Strange anchors us through what appears at first to be a rollicking multiverse-hopping movie, but settles into something more familiar. The main alternate universe we visit is quickly and predictably made to serve the Marvel IP that occupies it – this stuff is what they do best and the appeal is undeniable, but you can’t help but sigh at the promise of this movie’s title falling victim to MCU payoffs and cameos.
In a story about characters grappling with that which is lost and cannot come back, it appears to be Marvel themselves who should be moving forward: not all of these films need to follow the recipe that gives you Endgame-level returns, and this one, with its Raimi flourishes, makes you feel the frustration of what could be. There is stuff in here that doesn’t match, and just drags.
In the last act of the film, Rachel McAdams’ Christine Palmer gets a lot of play, and it does not work. I think I’d feel a little more warmly toward this element of the film if even one person involved seemed to care about it: not Raimi, not the writers (of this film or the 2016 original… in neither of which does Christine really have defining qualities to speak of), and certainly not McAdams herself.
It’s made all the more painful by the relative success of the Wanda Maximoff storyline.
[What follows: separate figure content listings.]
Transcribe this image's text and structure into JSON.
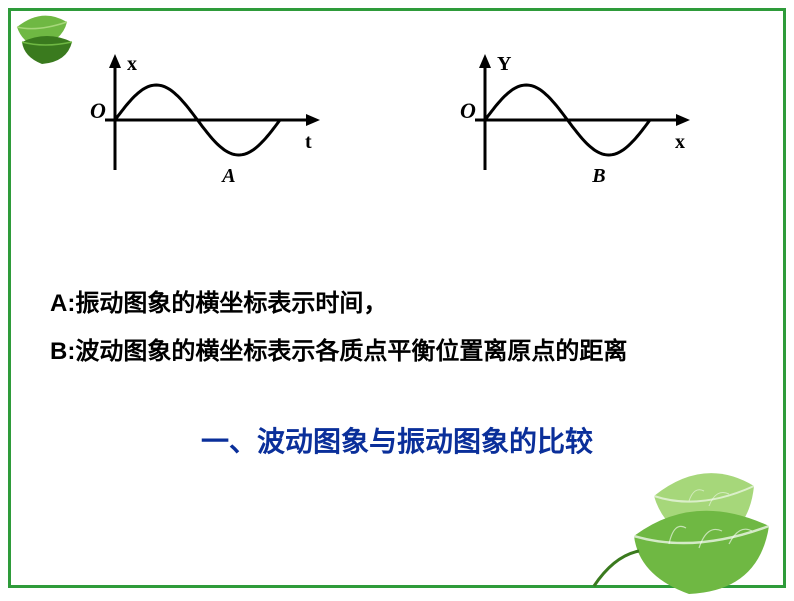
{
  "frame": {
    "color": "#2e9b3a"
  },
  "text": {
    "color": "#000000",
    "line_a_label": "A:",
    "line_a_text": "振动图象的横坐标表示时间，",
    "line_b_label": "B:",
    "line_b_text": "波动图象的横坐标表示各质点平衡位置离原点的距离"
  },
  "heading": {
    "text": "一、波动图象与振动图象的比较",
    "color": "#0a2f9a"
  },
  "chart_a": {
    "type": "line",
    "y_label": "x",
    "x_label": "t",
    "figure_label": "A",
    "origin_label": "O",
    "origin_label_style": "italic",
    "stroke_color": "#000000",
    "stroke_width": 3,
    "amplitude": 35,
    "cycles": 1,
    "axis_width": 240,
    "axis_height": 120,
    "font_style_labels": "italic"
  },
  "chart_b": {
    "type": "line",
    "y_label": "Y",
    "x_label": "x",
    "figure_label": "B",
    "origin_label": "O",
    "origin_label_style": "italic",
    "stroke_color": "#000000",
    "stroke_width": 3,
    "amplitude": 35,
    "cycles": 1,
    "axis_width": 240,
    "axis_height": 120,
    "font_style_labels": "italic"
  },
  "leaves": {
    "color_main": "#6fb843",
    "color_dark": "#3a7a1e",
    "color_light": "#a6d77a"
  }
}
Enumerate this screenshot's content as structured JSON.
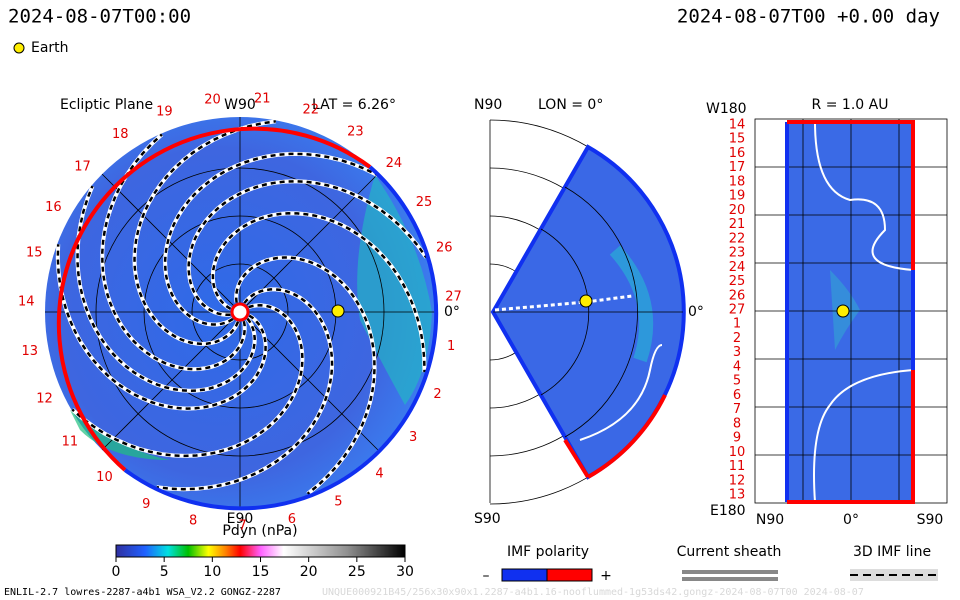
{
  "header": {
    "time": "2024-08-07T00:00",
    "time_offset": "2024-08-07T00 +0.00 day",
    "earth": "Earth"
  },
  "ecliptic": {
    "title": "Ecliptic Plane",
    "lat": "LAT = 6.26°",
    "top": "W90",
    "bottom": "E90",
    "right": "0°",
    "sectors": [
      19,
      20,
      21,
      22,
      23,
      24,
      25,
      26,
      27,
      1,
      2,
      3,
      4,
      5,
      6,
      7,
      8,
      9,
      10,
      11,
      12,
      13,
      14,
      15,
      16,
      17,
      18
    ]
  },
  "meridional": {
    "top": "N90",
    "lon": "LON = 0°",
    "bottom": "S90",
    "right": "0°"
  },
  "radial": {
    "top_left": "W180",
    "title": "R = 1.0 AU",
    "bottom_left": "E180",
    "bottom_labels": [
      "N90",
      "0°",
      "S90"
    ],
    "sectors": [
      14,
      15,
      16,
      17,
      18,
      19,
      20,
      21,
      22,
      23,
      24,
      25,
      26,
      27,
      1,
      2,
      3,
      4,
      5,
      6,
      7,
      8,
      9,
      10,
      11,
      12,
      13
    ]
  },
  "colorbar": {
    "label": "Pdyn (nPa)",
    "lim": [
      0,
      30
    ],
    "ticks": [
      0,
      5,
      10,
      15,
      20,
      25,
      30
    ]
  },
  "legend": {
    "polarity": "IMF polarity",
    "minus": "–",
    "plus": "+",
    "sheath": "Current sheath",
    "imf_line": "3D IMF line"
  },
  "footer": {
    "left": "ENLIL-2.7 lowres-2287-a4b1 WSA_V2.2 GONGZ-2287",
    "right": "UNQUE000921B45/256x30x90x1.2287-a4b1.16-nooflummed-1g53ds42.gongz-2024-08-07T00   2024-08-07"
  }
}
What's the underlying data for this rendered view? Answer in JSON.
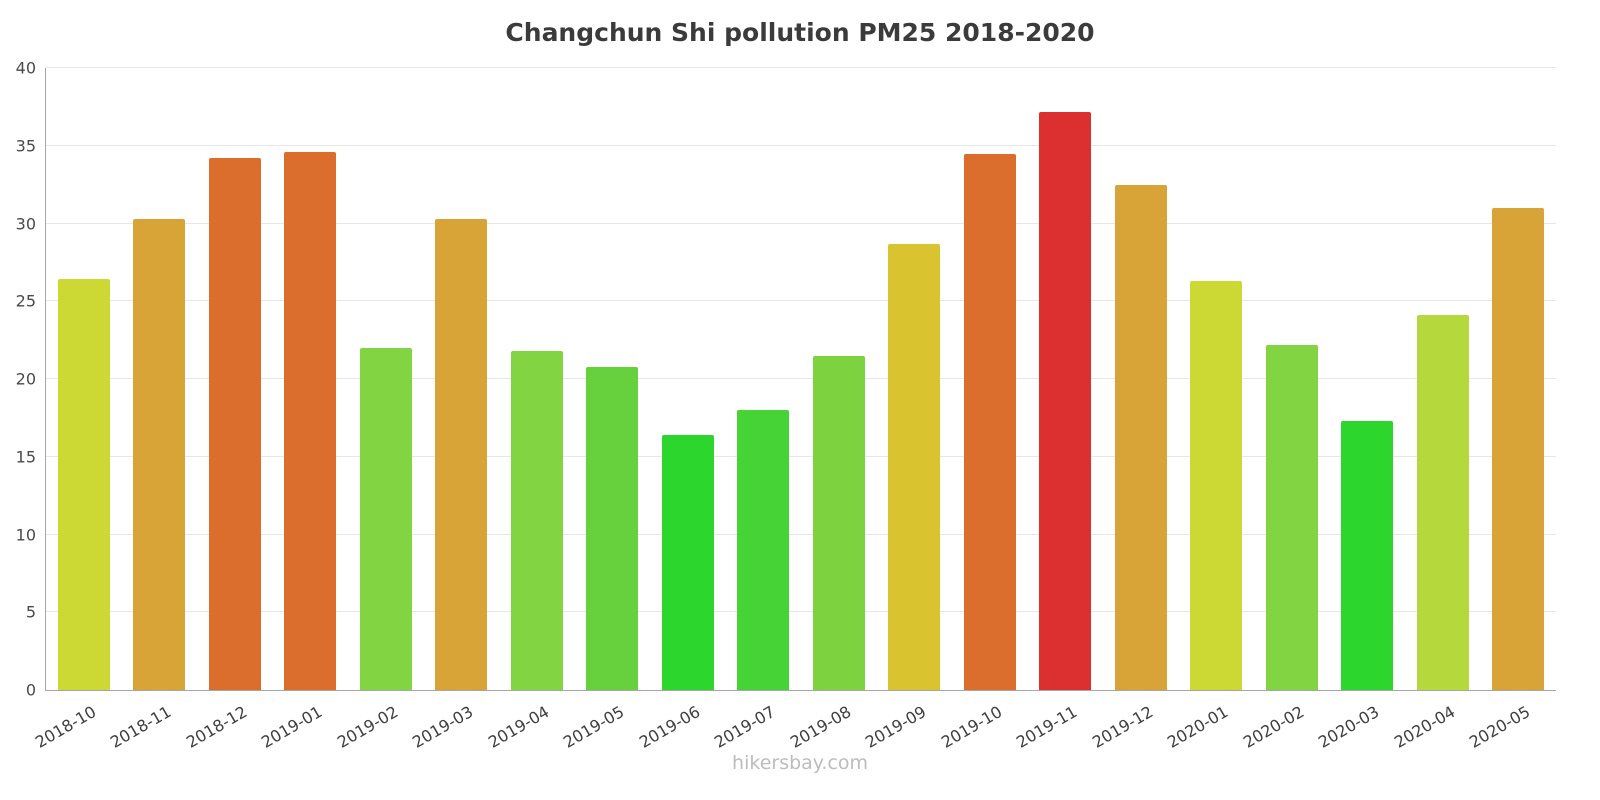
{
  "title": "Changchun Shi pollution PM25 2018-2020",
  "footer": "hikersbay.com",
  "chart_data": {
    "type": "bar",
    "title": "Changchun Shi pollution PM25 2018-2020",
    "xlabel": "",
    "ylabel": "",
    "ylim": [
      0,
      40
    ],
    "yticks": [
      0,
      5,
      10,
      15,
      20,
      25,
      30,
      35,
      40
    ],
    "grid": true,
    "legend": "none",
    "categories": [
      "2018-10",
      "2018-11",
      "2018-12",
      "2019-01",
      "2019-02",
      "2019-03",
      "2019-04",
      "2019-05",
      "2019-06",
      "2019-07",
      "2019-08",
      "2019-09",
      "2019-10",
      "2019-11",
      "2019-12",
      "2020-01",
      "2020-02",
      "2020-03",
      "2020-04",
      "2020-05"
    ],
    "values": [
      26.4,
      30.3,
      34.2,
      34.6,
      22.0,
      30.3,
      21.8,
      20.8,
      16.4,
      18.0,
      21.5,
      28.7,
      34.5,
      37.2,
      32.5,
      26.3,
      22.2,
      17.3,
      24.1,
      31.0
    ],
    "bar_colors": [
      "#ccd935",
      "#d8a437",
      "#dc6e2d",
      "#dc6e2d",
      "#83d442",
      "#d8a437",
      "#83d442",
      "#66d13c",
      "#2dd62d",
      "#45d336",
      "#7dd33f",
      "#d9c32f",
      "#dc6e2d",
      "#dc2f2f",
      "#d8a437",
      "#ccd935",
      "#83d442",
      "#2dd62d",
      "#b5d83c",
      "#d8a437"
    ],
    "colors": {
      "gridline": "#e7e7e7",
      "axis": "#a6a6a6",
      "title_text": "#3b3b3b",
      "tick_text": "#4a4a4a",
      "footer_text": "#bcbcbc"
    }
  }
}
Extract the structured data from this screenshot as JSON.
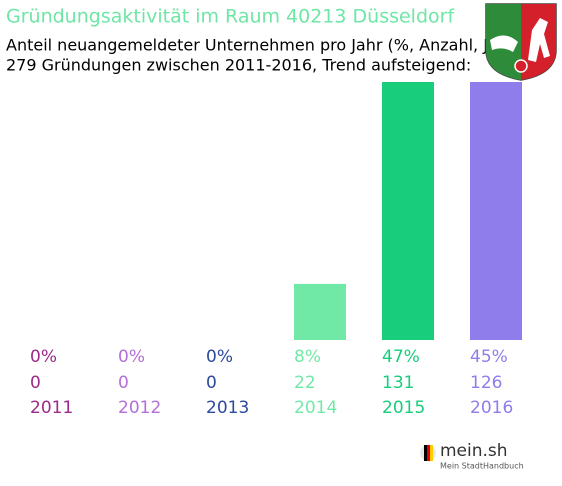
{
  "chart_data": {
    "type": "bar",
    "title": "Gründungsaktivität im Raum 40213 Düsseldorf",
    "subtitle": [
      "Anteil neuangemeldeter Unternehmen pro Jahr (%, Anzahl, Jahr)",
      "279 Gründungen zwischen 2011-2016, Trend aufsteigend:"
    ],
    "categories": [
      "2011",
      "2012",
      "2013",
      "2014",
      "2015",
      "2016"
    ],
    "values": [
      0,
      0,
      0,
      22,
      131,
      126
    ],
    "shares": [
      0,
      0,
      0,
      8,
      47,
      45
    ],
    "share_labels": [
      "0%",
      "0%",
      "0%",
      "8%",
      "47%",
      "45%"
    ],
    "colors": [
      "#9b2a8c",
      "#b46fd6",
      "#2b4a9c",
      "#70e9a7",
      "#18cd7c",
      "#8f7deb"
    ]
  },
  "logo": {
    "name": "mein.sh",
    "tagline": "Mein StadtHandbuch"
  }
}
Marvel has had this character in their pocket for years now, and between their house-specialty film-to-film character progression and the extremely popular WandaVision Disney+ series, has been teeing up a real chance for Elizabeth Olsen to get her moment. Madness delivers on that in spades, and this Scarlet Witch is completely captivating – as well as getting the most functional character work in the movie.
The needle that Raimi is threading in this whole thing is between dynamic, lively filmmaking, and serving the kind of Marvel-brain that gives characters payoffs on journeys that started six films ago. More so than anything else it’s probably a matter of controlling your expectations. If you understand where Marvel head honcho Kevin Feige will stay hands-off (and where he won’t), Madness will read as a fun, genre-y bend of the unbending Marvel Blockbuster, and not another overstuffed drudge that just happens to have some scenes they let Sam Raimi direct. It’s a movie bound by the narrative and stylistic continuity of its universe, but it’s also got real visual and formal invention, proper moments of tension, and a surprisingly gonzo sensibility.
Without prior knowledge of it being Raimi in the chair, you’d be forgiven for wondering what’s going on at Marvel. It’s far from earth-shattering (and I’ll be rolling my eyes at the inevitable “an MCU horror movie!” labels), but you can really feel him go for the shocks and the discomfort in there at times, and that is a far cry from MCU house style. Raimi is certainly a more anarchic hand than the MCU brains trust seems to have bargained for, and he shakes the tree enough times here that I couldn’t help but grin. It’s invigorating. I mean, this movie sees one character splattered with oily robotic ‘blood’ and another impaled on a wrought iron fence, a number of very Sam-Raimi ‘projectile camera’ shots, an eyeball ejected from its socket in full view, and a battle between two characters conjuring musical notes at each other.
It's that cheeky/gruesome combo, so characteristic of this director, that feels genuinely new in an MCU film. I’m aware that what I’m identifying so warmly is just the footprint of an Actual Filmmaker on a movie like this. Many people – those bored by marvel’s formula, and likewise those who love the MCU and feel it is being perverted here – will see Madness as unsatisfying for entirely opposing reasons. I just had a really fun time.